TİMAV tarafından gerçekleştirilen, “Türkiye'de İmam Hatip Lisesi ve İmam Hatipliler Algısı” araştırmasının sonuçlarına göre, "Aleviler için İHL benzeri okullar açılmalıdır" yargısına araştırmaya katılanların yüzde 41,3'ünün destek verdiği ifade edildi.

“Türkiye'de İmam Hatip Lisesi ve İmam Hatipliler Algısı” araştırmasının sonuçlarını TİMAV Genel Başkanı Ecevit Öksüz açıkladı. Kur'an ve peygamberin hayatı derslerinin seçmeli olarak bütün okullarda okutulmasını Cumhuriyet tarihinin en önemli hizmetlerinden birisi olduğunu ve Hükümetin eğitim politikalarının ardından önümüzdeki yıldan itibaren İmam Hatip okullarına yoğun talebin olacağını dile getiren Öksüz, ankette yer alan önemli sonuçlardan birinin de Aleviler için İmam Hatip okullarının kurulması talebi olduğuna dikkat çekti.

26 İl merkezinde toplam 2689 kişi ile yapılan ankette "Aleviler için İHL benzeri okullar açılmalıdır" yargısına araştırmaya katılanların yüzde 41,3'ü destek verirken, yüzde 31,1'inin fikir beyan etmediği ve yüzde 27,6'sının ise karşı çıktığı belirtildi.

Aleviler için İmam Hatip okulu önerisi ne anlama geliyor?
Söz konusu bu ankette yer alan Aleviler için İmam Hatip okullarının açılması önerisi tek başına tekil bir örnek olarak değerlendirilmemeli.
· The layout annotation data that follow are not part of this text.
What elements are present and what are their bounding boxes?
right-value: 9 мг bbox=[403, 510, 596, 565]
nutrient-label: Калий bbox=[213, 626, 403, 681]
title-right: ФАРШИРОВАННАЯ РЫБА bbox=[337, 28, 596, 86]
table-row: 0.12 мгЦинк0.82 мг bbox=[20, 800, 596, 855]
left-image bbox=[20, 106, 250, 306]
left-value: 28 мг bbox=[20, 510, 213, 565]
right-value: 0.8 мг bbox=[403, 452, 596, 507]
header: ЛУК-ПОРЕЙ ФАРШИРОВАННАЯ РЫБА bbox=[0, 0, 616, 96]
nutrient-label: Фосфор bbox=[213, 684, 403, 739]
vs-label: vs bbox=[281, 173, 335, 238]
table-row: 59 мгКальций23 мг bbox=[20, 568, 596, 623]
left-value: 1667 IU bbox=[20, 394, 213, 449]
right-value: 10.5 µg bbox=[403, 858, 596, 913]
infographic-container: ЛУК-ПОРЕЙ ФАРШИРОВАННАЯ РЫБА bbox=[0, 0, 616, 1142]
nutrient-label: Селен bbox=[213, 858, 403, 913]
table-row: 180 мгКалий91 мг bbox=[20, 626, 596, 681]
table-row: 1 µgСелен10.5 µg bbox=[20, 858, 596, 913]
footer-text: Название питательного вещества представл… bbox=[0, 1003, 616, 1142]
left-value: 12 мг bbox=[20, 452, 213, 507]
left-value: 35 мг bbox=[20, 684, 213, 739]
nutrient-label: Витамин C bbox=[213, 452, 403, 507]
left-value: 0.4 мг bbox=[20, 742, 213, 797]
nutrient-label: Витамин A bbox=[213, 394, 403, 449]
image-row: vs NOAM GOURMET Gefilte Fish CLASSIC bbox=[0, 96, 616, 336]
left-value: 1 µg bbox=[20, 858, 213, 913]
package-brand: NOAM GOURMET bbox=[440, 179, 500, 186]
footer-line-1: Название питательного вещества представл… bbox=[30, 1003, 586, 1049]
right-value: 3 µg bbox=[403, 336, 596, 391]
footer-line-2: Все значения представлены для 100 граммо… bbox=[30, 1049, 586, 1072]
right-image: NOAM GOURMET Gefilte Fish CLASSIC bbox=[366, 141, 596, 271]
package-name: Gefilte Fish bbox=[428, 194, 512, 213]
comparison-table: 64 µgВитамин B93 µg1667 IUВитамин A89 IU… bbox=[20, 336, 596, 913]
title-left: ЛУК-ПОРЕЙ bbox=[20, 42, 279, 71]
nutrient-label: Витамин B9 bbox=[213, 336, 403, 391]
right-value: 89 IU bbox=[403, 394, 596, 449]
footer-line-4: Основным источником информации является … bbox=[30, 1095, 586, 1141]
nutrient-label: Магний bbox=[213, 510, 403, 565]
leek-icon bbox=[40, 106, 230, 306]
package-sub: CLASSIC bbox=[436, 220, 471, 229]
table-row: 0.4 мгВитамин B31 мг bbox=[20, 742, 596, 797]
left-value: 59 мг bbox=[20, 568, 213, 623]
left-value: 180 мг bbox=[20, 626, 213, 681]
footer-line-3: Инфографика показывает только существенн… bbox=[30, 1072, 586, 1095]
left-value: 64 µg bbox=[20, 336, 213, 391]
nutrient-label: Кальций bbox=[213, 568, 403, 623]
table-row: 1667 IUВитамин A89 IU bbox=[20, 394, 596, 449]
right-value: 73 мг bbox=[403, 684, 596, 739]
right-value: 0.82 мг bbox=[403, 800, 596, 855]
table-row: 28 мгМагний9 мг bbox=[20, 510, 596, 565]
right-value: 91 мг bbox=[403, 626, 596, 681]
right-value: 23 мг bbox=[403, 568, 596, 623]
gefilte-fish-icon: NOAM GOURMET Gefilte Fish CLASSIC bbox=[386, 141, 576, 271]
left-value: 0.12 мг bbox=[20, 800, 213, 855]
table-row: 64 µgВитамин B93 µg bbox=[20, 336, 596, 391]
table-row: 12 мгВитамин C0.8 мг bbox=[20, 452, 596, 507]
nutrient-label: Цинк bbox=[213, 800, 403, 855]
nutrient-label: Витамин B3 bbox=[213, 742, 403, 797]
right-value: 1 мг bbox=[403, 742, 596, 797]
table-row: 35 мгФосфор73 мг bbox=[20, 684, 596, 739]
Bu çıkış, Sünni-İslam üzerine kurulu olan devletin bugün AKP eliyle Aleviliği şekillendirilmesinin bir parçası olarak görülmeli.

Aleviliği sadece ve sadece İslami öğelerle tanımlamaya çalışan Sünni Ortodoksi, AKP eliyle heterodoks olan Aleviliği dinsel bir eğilime indirgenmeye çalışılıyor.

Bilindiği gibi, AKP'nin Alevileri kuşatmaya yönelik denemesinin bir parçası olan Alevi açılımı sonuç vermemiş, Aleviler "açılım" ile kapsanamamıştı. Bu bağlamda, AKP bir yandan kendisinin şekillendirmediği Aleviliği kimi zaman şiddete ve zora başvurarak kindar ve düşmanca bir söylemle reddederken; diğer yandan da kendi dinci, muhafazakâr ideolojisine uygun bir Alevilik yaratmayı deniyor.

Yani sadece ve sadece İslami öğelerle tanımlanmaya çalışılan Alevilik; yaşam biçiminden, felsefesinden ve siyasetinden ayrıştırmak isteniyor.

Böylece AKP, tanımını içselleştirdiği ölçüde Alevileri toplumsal/siyasal bir özne olarak kabul ederken, kendisinin tanımlamadığı tüm Alevi anlayışlarını bastırmayı ve yok etmeyi hedefliyor.

Peki Aleviler ne istiyor?

Oysa Alevilerin talepleri; Diyanet’te temsil edilmek değil, Diyanet’in tümüyle imhasını, Aleviliğin din derslerinde okutulması değil, din derslerinin kaldırılmasını, Cem evlerinin tanınması değil, devletin nerenin ibadet yeri olup olmadığına karar verme yetkisinin kaldırılmasını içeriyor.

Aleviler “artık yeter” dedi

Sonuç olarak Aleviler yalnızca bütün din ve inançların özgürlüğünü değil, aynı zamanda Osmanlıcığın, gericiliği ve piyasacılığın karşısında yer alarak eşit ve özgür bir toplum düzeni talep ediyor.